The Kansas City Royals have collapsed like a paper tent in a rainstorm, but the swoon hasn’t dulled my enthusiasm for the boys in blue.
Sometimes, though, I have to steel myself. I try not to question Ned Yost’s wisdom as manager, although it’s difficult at times. Such as Wednesday night when Aaron Crow flew in from the bullpen and opened the flood gates for a Cardinal victory. I had labored, obviously delusional, under the impression the Royals were breaking out of their funk, and maybe that occurred Thursday night in their rain-soaked 4-2 victory.
It is a long season, I tell myself. More than 100 games remain and anything can happen, although that has been a recurring rationalization of mine for nearly 50 years.
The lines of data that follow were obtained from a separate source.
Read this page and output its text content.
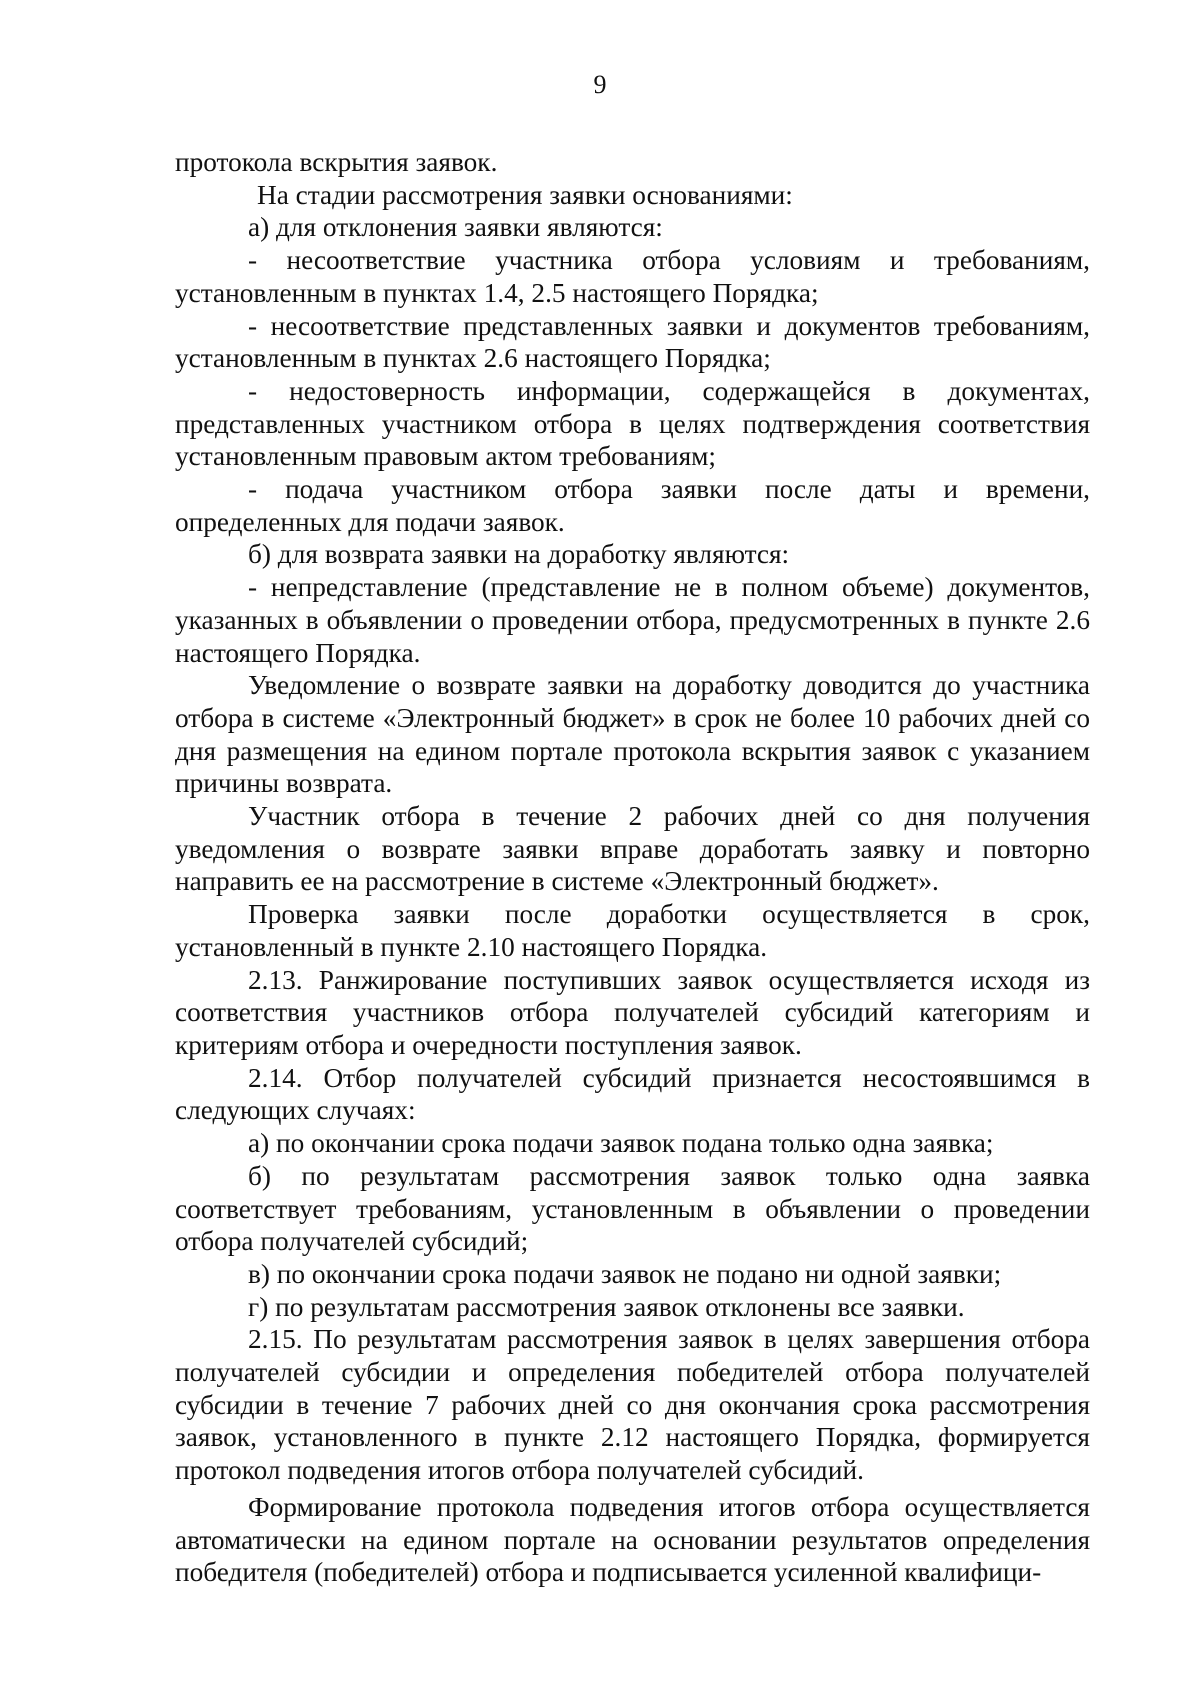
9

протокола вскрытия заявок.

На стадии рассмотрения заявки основаниями:

а) для отклонения заявки являются:

- несоответствие участника отбора условиям и требованиям, установленным в пунктах 1.4, 2.5 настоящего Порядка;

- несоответствие представленных заявки и документов требованиям, установленным в пунктах 2.6 настоящего Порядка;

- недостоверность информации, содержащейся в документах, представленных участником отбора в целях подтверждения соответствия установленным правовым актом требованиям;

- подача участником отбора заявки после даты и времени, определенных для подачи заявок.

б) для возврата заявки на доработку являются:

- непредставление (представление не в полном объеме) документов, указанных в объявлении о проведении отбора, предусмотренных в пункте 2.6 настоящего Порядка.

Уведомление о возврате заявки на доработку доводится до участника отбора в системе «Электронный бюджет» в срок не более 10 рабочих дней со дня размещения на едином портале протокола вскрытия заявок с указанием причины возврата.

Участник отбора в течение 2 рабочих дней со дня получения уведомления о возврате заявки вправе доработать заявку и повторно направить ее на рассмотрение в системе «Электронный бюджет».

Проверка заявки после доработки осуществляется в срок, установленный в пункте 2.10 настоящего Порядка.

2.13. Ранжирование поступивших заявок осуществляется исходя из соответствия участников отбора получателей субсидий категориям и критериям отбора и очередности поступления заявок.

2.14. Отбор получателей субсидий признается несостоявшимся в следующих случаях:

а) по окончании срока подачи заявок подана только одна заявка;

б) по результатам рассмотрения заявок только одна заявка соответствует требованиям, установленным в объявлении о проведении отбора получателей субсидий;

в) по окончании срока подачи заявок не подано ни одной заявки;

г) по результатам рассмотрения заявок отклонены все заявки.

2.15. По результатам рассмотрения заявок в целях завершения отбора получателей субсидии и определения победителей отбора получателей субсидии в течение 7 рабочих дней со дня окончания срока рассмотрения заявок, установленного в пункте 2.12 настоящего Порядка, формируется протокол подведения итогов отбора получателей субсидий.

Формирование протокола подведения итогов отбора осуществляется автоматически на едином портале на основании результатов определения победителя (победителей) отбора и подписывается усиленной квалифици-
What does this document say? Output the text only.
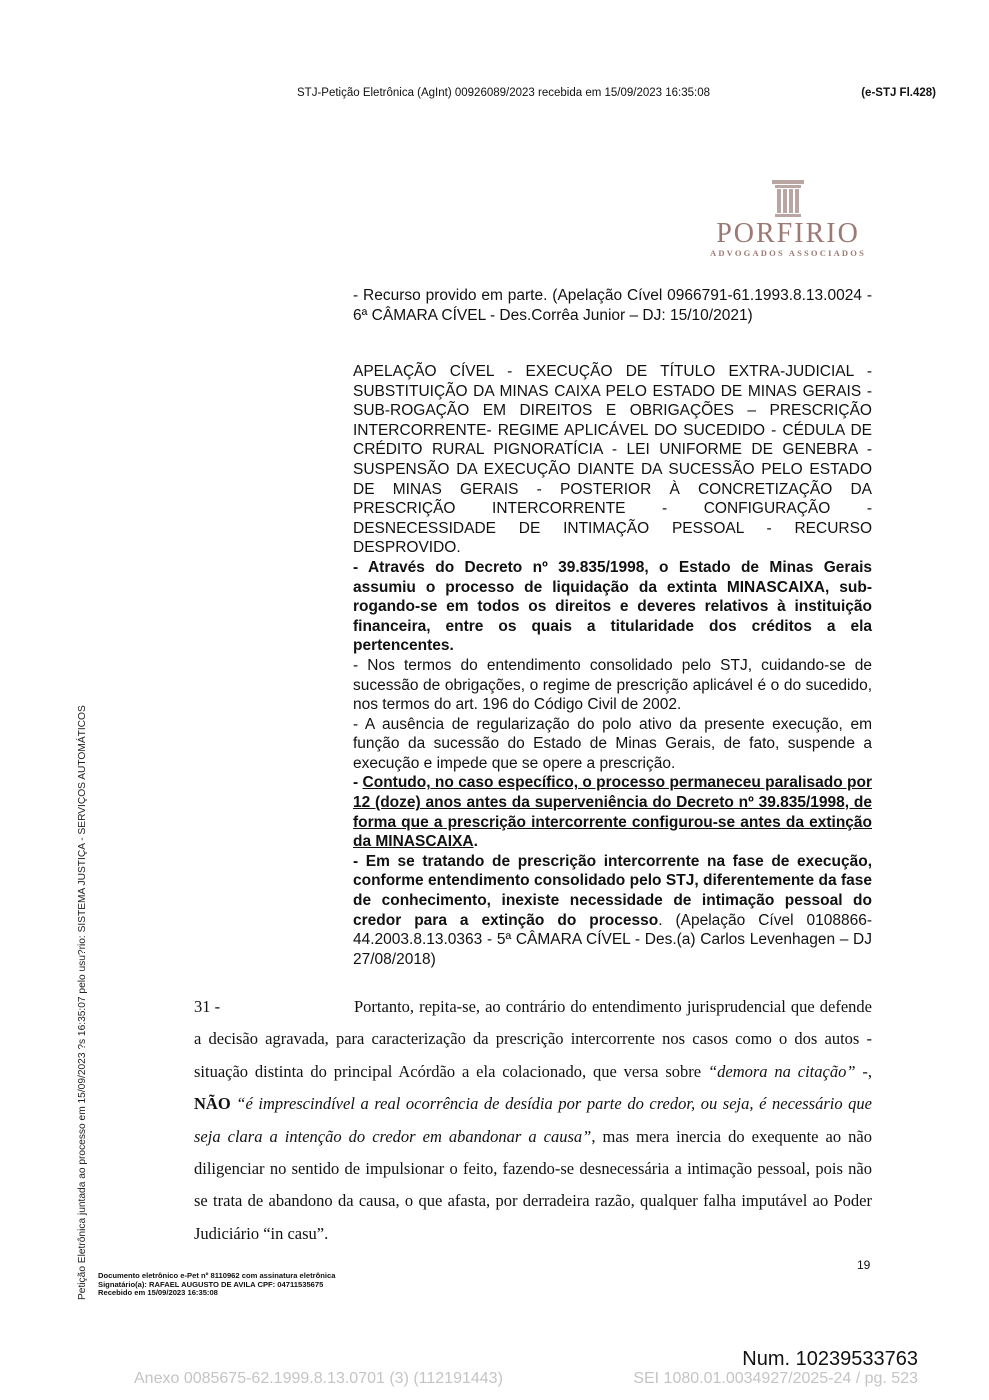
STJ-Petição Eletrônica (AgInt) 00926089/2023 recebida em 15/09/2023 16:35:08	(e-STJ Fl.428)
PORFIRIO
ADVOGADOS ASSOCIADOS

- Recurso provido em parte. (Apelação Cível 0966791-61.1993.8.13.0024 - 6ª CÂMARA CÍVEL - Des.Corrêa Junior – DJ: 15/10/2021)

APELAÇÃO CÍVEL - EXECUÇÃO DE TÍTULO EXTRA-JUDICIAL - SUBSTITUIÇÃO DA MINAS CAIXA PELO ESTADO DE MINAS GERAIS - SUB-ROGAÇÃO EM DIREITOS E OBRIGAÇÕES – PRESCRIÇÃO INTERCORRENTE- REGIME APLICÁVEL DO SUCEDIDO - CÉDULA DE CRÉDITO RURAL PIGNORATÍCIA - LEI UNIFORME DE GENEBRA - SUSPENSÃO DA EXECUÇÃO DIANTE DA SUCESSÃO PELO ESTADO DE MINAS GERAIS - POSTERIOR À CONCRETIZAÇÃO DA PRESCRIÇÃO INTERCORRENTE - CONFIGURAÇÃO - DESNECESSIDADE DE INTIMAÇÃO PESSOAL - RECURSO DESPROVIDO.

- Através do Decreto nº 39.835/1998, o Estado de Minas Gerais assumiu o processo de liquidação da extinta MINASCAIXA, sub-rogando-se em todos os direitos e deveres relativos à instituição financeira, entre os quais a titularidade dos créditos a ela pertencentes.

- Nos termos do entendimento consolidado pelo STJ, cuidando-se de sucessão de obrigações, o regime de prescrição aplicável é o do sucedido, nos termos do art. 196 do Código Civil de 2002.

- A ausência de regularização do polo ativo da presente execução, em função da sucessão do Estado de Minas Gerais, de fato, suspende a execução e impede que se opere a prescrição.

- Contudo, no caso específico, o processo permaneceu paralisado por 12 (doze) anos antes da superveniência do Decreto nº 39.835/1998, de forma que a prescrição intercorrente configurou-se antes da extinção da MINASCAIXA.

- Em se tratando de prescrição intercorrente na fase de execução, conforme entendimento consolidado pelo STJ, diferentemente da fase de conhecimento, inexiste necessidade de intimação pessoal do credor para a extinção do processo. (Apelação Cível 0108866-44.2003.8.13.0363 - 5ª CÂMARA CÍVEL - Des.(a) Carlos Levenhagen – DJ 27/08/2018)

31 -	Portanto, repita-se, ao contrário do entendimento jurisprudencial que defende a decisão agravada, para caracterização da prescrição intercorrente nos casos como o dos autos - situação distinta do principal Acórdão a ela colacionado, que versa sobre “demora na citação” -, NÃO “é imprescindível a real ocorrência de desídia por parte do credor, ou seja, é necessário que seja clara a intenção do credor em abandonar a causa”, mas mera inercia do exequente ao não diligenciar no sentido de impulsionar o feito, fazendo-se desnecessária a intimação pessoal, pois não se trata de abandono da causa, o que afasta, por derradeira razão, qualquer falha imputável ao Poder Judiciário “in casu”.
Petição Eletrônica juntada ao processo em 15/09/2023 ?s 16:35:07 pelo usu?rio: SISTEMA JUSTIÇA - SERVIÇOS AUTOMÁTICOS Documento eletrônico e-Pet nº 8110962 com assinatura eletrônica
Signatário(a): RAFAEL AUGUSTO DE AVILA CPF: 04711535675
Recebido em 15/09/2023 16:35:08
19
Num. 10239533763
Anexo 0085675-62.1999.8.13.0701 (3) (112191443)	SEI 1080.01.0034927/2025-24 / pg. 523
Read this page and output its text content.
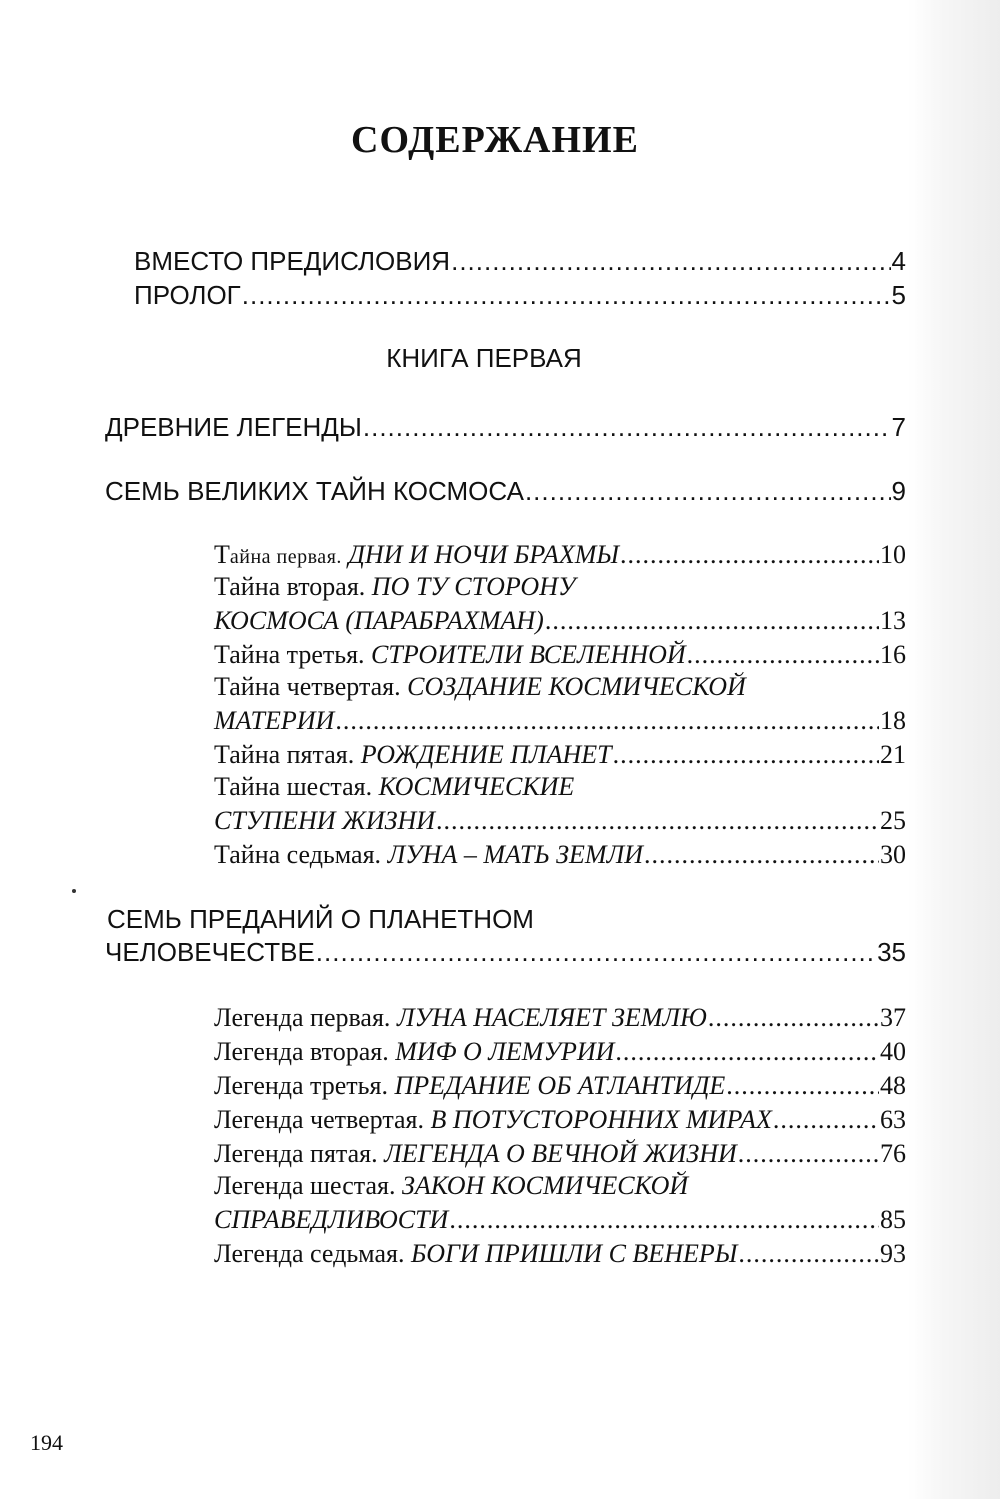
СОДЕРЖАНИЕ
ВМЕСТО ПРЕДИСЛОВИЯ .....	4
ПРОЛОГ .....	5
КНИГА ПЕРВАЯ
ДРЕВНИЕ ЛЕГЕНДЫ .....	7
СЕМЬ ВЕЛИКИХ ТАЙН КОСМОСА .....	9
Тайна первая. ДНИ И НОЧИ БРАХМЫ .....	10
Тайна вторая. ПО ТУ СТОРОНУ
КОСМОСА (ПАРАБРАХМАН) .....	13
Тайна третья. СТРОИТЕЛИ ВСЕЛЕННОЙ .....	16
Тайна четвертая. СОЗДАНИЕ КОСМИЧЕСКОЙ
МАТЕРИИ .....	18
Тайна пятая. РОЖДЕНИЕ ПЛАНЕТ .....	21
Тайна шестая. КОСМИЧЕСКИЕ
СТУПЕНИ ЖИЗНИ .....	25
Тайна седьмая. ЛУНА – МАТЬ ЗЕМЛИ .....	30
СЕМЬ ПРЕДАНИЙ О ПЛАНЕТНОМ
ЧЕЛОВЕЧЕСТВЕ .....	35
Легенда первая. ЛУНА НАСЕЛЯЕТ ЗЕМЛЮ .....	37
Легенда вторая. МИФ О ЛЕМУРИИ .....	40
Легенда третья. ПРЕДАНИЕ ОБ АТЛАНТИДЕ .....	48
Легенда четвертая. В ПОТУСТОРОННИХ МИРАХ .....	63
Легенда пятая. ЛЕГЕНДА О ВЕЧНОЙ ЖИЗНИ .....	76
Легенда шестая. ЗАКОН КОСМИЧЕСКОЙ
СПРАВЕДЛИВОСТИ .....	85
Легенда седьмая. БОГИ ПРИШЛИ С ВЕНЕРЫ .....	93
194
I began following major league baseball when the Philadelphia A’s moved to Kansas City in 1955.
Those early days had a bit of a circus atmosphere. Many of the A’s players were cast-offs — usually from the Yankees — or young players who never lived up to expectations. Hank Bauer, a former Yankee star, played at old Municipal Stadium in the twilight of his career. Lou Klimchock was a whiz-bang minor league hitter, but never could solve major league pitching.
My interest bordered on obsession, to the point that several seasons I never missed a single game. I had a Hitachi transistor radio with an earphone that kept me in touch with the play-by-play.
I’ve seen my share of games in Kansas City, even watched Jim Colborn pitch a no-hitter against the Texas Rangers in 1977.
Nowadays, most of my viewing is from an easy chair, with a computer nearby so I can occupy myself with something else when futility on the TV screen exceeds my tolerance.
LATE NOTE: Maybe George Brett’s appointment as hitting coach Thursday afternoon will make a difference — there’s always hope.